После бесплодного допроса миссис Пиэтри Даймонд вернулся в передвижной штаб и снова, грохоча, начал вышагивать по полу. Вновь потребовал список пропавших в Эйвоне, Сомерсете и соседних районах. Заметив, что список не обновлялся с тех пор, как он держал его в руках в последний раз, выплеснул раздражение на сотрудницу. Обвинил в погрешностях в списке, которые были явно не ее виной, довел девушку до слез и почувствовал, как накаляется атмосфера.
Ее могло разрядить появление Уигфула. Луч света их сыскной команды, как называл его Даймонд, Уигфул находил для каждого слова поддержки и знал по именам не только полицейских, но и всех штатских. Всегда был готов подставить плечо. Много улыбался, но даже когда не улыбался, казалось, светился улыбкой – такое впечатление возникало из-за закручивающихся кончиков его пышных усов. От одного вида инспектора, который, поигрывая ключами, поднимался по ступеням, Даймонд разразился новой тирадой:
– А ты, я смотрю, не спешил!
– Прошу прощения, сэр, – произнес Уигфул. – Миссис Труп немного не в себе. Ей требовался совет.
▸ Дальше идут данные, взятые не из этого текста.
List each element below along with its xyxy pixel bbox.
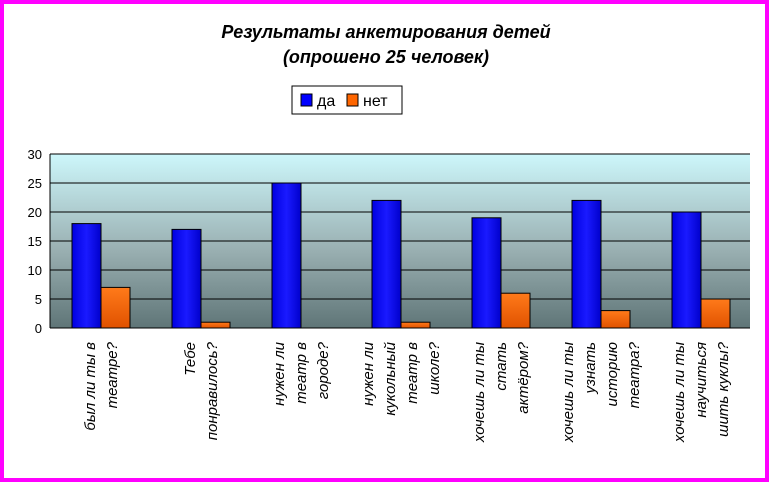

– Джон, – если у тебя есть желание вступить в ряды консультантов по вопросам брака и успокаивать рыдающих жен, флаг тебе в руки! Я же занимаюсь расследованиями преступлений. Если у тебя нет склонности к данному ремеслу, скажи прямо сейчас, чтобы я попросил прислать человека, на которого бы мог положиться.
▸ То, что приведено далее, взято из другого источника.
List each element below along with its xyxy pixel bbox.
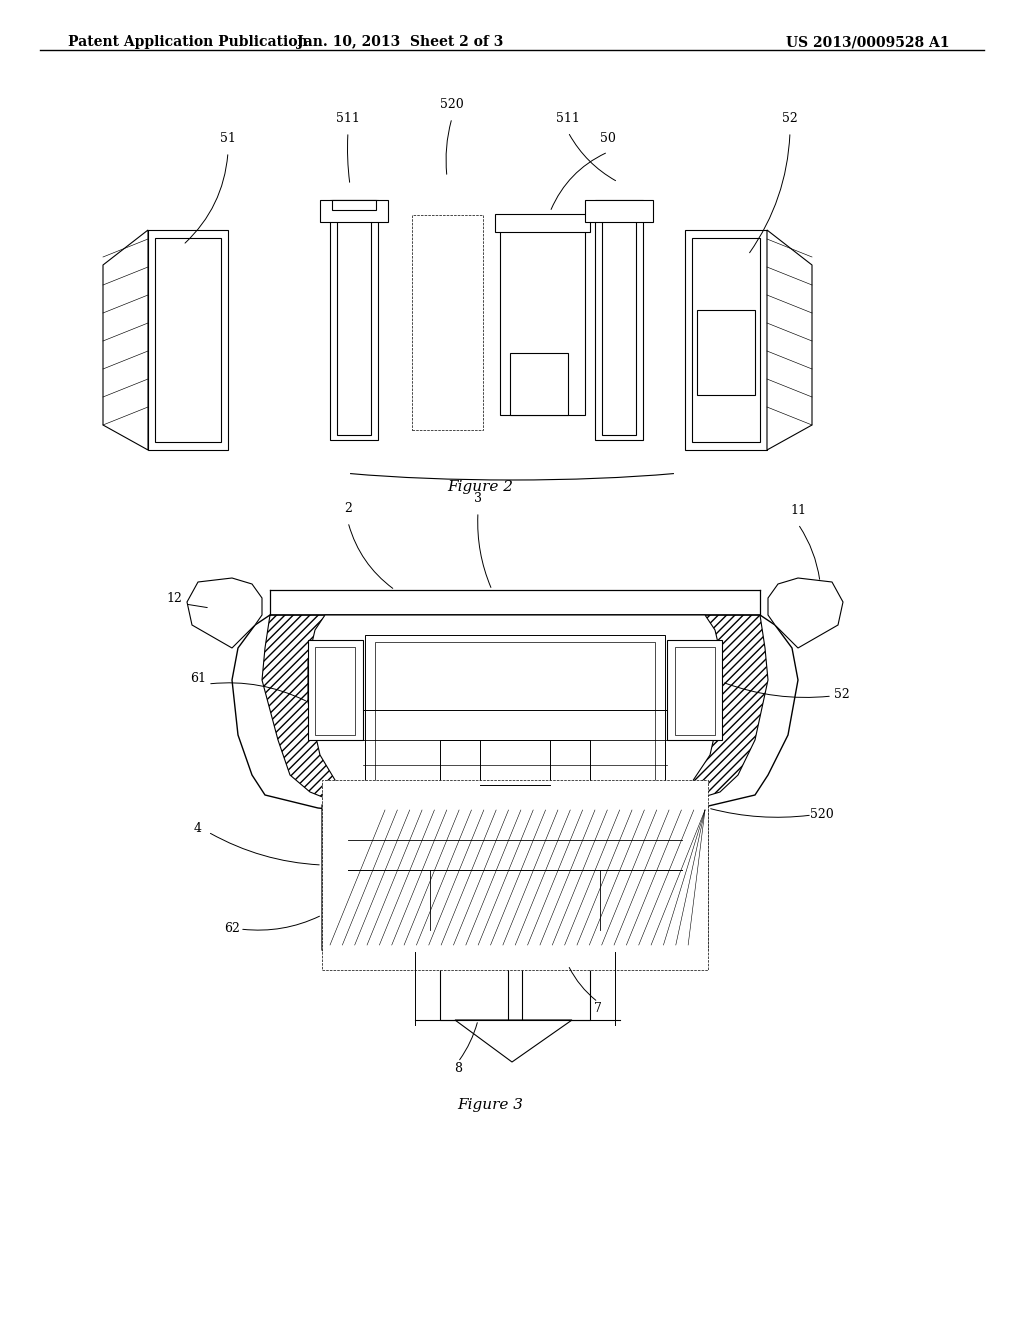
Text: 4: 4 (194, 822, 202, 836)
Bar (440, 741, 480, 785)
Bar (495, 214, 590, 232)
Text: 3: 3 (474, 492, 482, 506)
Bar (412, 215, 483, 430)
Polygon shape (187, 578, 262, 648)
Polygon shape (455, 1020, 572, 1063)
Polygon shape (348, 797, 682, 952)
Bar (667, 640, 722, 741)
Bar (440, 950, 508, 1020)
Bar (308, 640, 362, 741)
Text: 511: 511 (556, 112, 580, 125)
Bar (415, 220, 480, 425)
Text: 11: 11 (790, 504, 806, 517)
Bar (697, 310, 755, 395)
Text: 8: 8 (454, 1063, 462, 1074)
Bar (692, 238, 760, 442)
Polygon shape (103, 230, 148, 450)
Polygon shape (768, 578, 843, 648)
Bar (322, 780, 708, 970)
Bar (595, 201, 643, 440)
Bar (440, 875, 590, 931)
Text: 520: 520 (440, 98, 464, 111)
Bar (550, 741, 590, 785)
Bar (522, 950, 590, 1020)
Bar (602, 220, 636, 436)
Text: Figure 2: Figure 2 (447, 480, 513, 494)
Text: 52: 52 (835, 688, 850, 701)
Text: Figure 3: Figure 3 (457, 1098, 523, 1111)
Text: Patent Application Publication: Patent Application Publication (68, 36, 307, 49)
Text: 61: 61 (190, 672, 206, 685)
Bar (500, 230, 585, 414)
Text: US 2013/0009528 A1: US 2013/0009528 A1 (786, 36, 950, 49)
Text: 12: 12 (166, 591, 182, 605)
Bar (450, 880, 580, 921)
Bar (319, 201, 388, 222)
Bar (585, 201, 653, 222)
Bar (155, 238, 221, 442)
Text: 50: 50 (600, 132, 616, 145)
Text: Jan. 10, 2013  Sheet 2 of 3: Jan. 10, 2013 Sheet 2 of 3 (297, 36, 503, 49)
Text: 62: 62 (224, 921, 240, 935)
Bar (315, 647, 355, 735)
Bar (332, 201, 376, 210)
Bar (510, 352, 568, 414)
Polygon shape (322, 781, 708, 965)
Bar (375, 642, 655, 785)
Bar (148, 230, 228, 450)
Text: 520: 520 (810, 808, 834, 821)
Bar (422, 350, 470, 425)
Polygon shape (308, 615, 722, 804)
Polygon shape (767, 230, 812, 450)
Bar (330, 201, 378, 440)
Bar (337, 220, 371, 436)
Bar (365, 635, 665, 789)
Text: 51: 51 (220, 132, 236, 145)
Text: 52: 52 (782, 112, 798, 125)
Text: 2: 2 (344, 502, 352, 515)
Polygon shape (232, 615, 798, 816)
Bar (675, 647, 715, 735)
Bar (685, 230, 767, 450)
Text: 511: 511 (336, 112, 360, 125)
Text: 7: 7 (594, 1002, 602, 1015)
– Ее избил муж, сэр, – заметил инспектор. – Я уговаривал потерпевшую на сей раз написать заявление.
– Занимаешься социальной помощью? – Это было сказано таким тоном, словно Даймонд говорил о болезни, подхваченной из-за несоблюдения правил гигиены. – Ты обязан заниматься расследованием. Почему я должен торчать здесь один как пень и ждать у моря погоды?
– Есть какие-нибудь сдвиги?
Даймонд треснул кулаком по коробке со скрепками для бумаг:
– Какие могут быть сдвиги, если ты сидишь в Чутон-Мендип, распиваешь кофе и слушаешь стенания дамочки? Три дня, а результат один – моя сгоревшая на солнце плешь. Мы останемся в заднице до тех пор, пока как-нибудь не наречем труп.
– Давайте взглянем еще раз на список пропавших? – неудачно предложил инспектор.
У всех присутствующих в штабе застыли от напряжения плечи, но, как оказалось, напрасно. Даймонд решил, что уже поднял свое кровяное давление до опасного уровня и перешел в средний голосовой регистр, который, как он знал, не менее эффективен, чем вопли.
– Этим я и пытаюсь заниматься!
– Только по данному региону?
– И по Уилтширу. – Даймонд прихлопнул ладонью пачку тонких листов. – Проклятый список каждую неделю удлиняется на семьдесят с лишним позиций.
Уигфул кашлянул:
– Нам сможет помочь НПКЦ.
Даймонд задумался. Его мозг плохо расшифровывал аббревиатуры. А у человека, лучше его знающего, хватило бы такта не предлагать в помощники Национальный полицейский компьютерный центр.
– Да уж! – презрительно бросил он. – Выдав двадцать тысяч фамилий.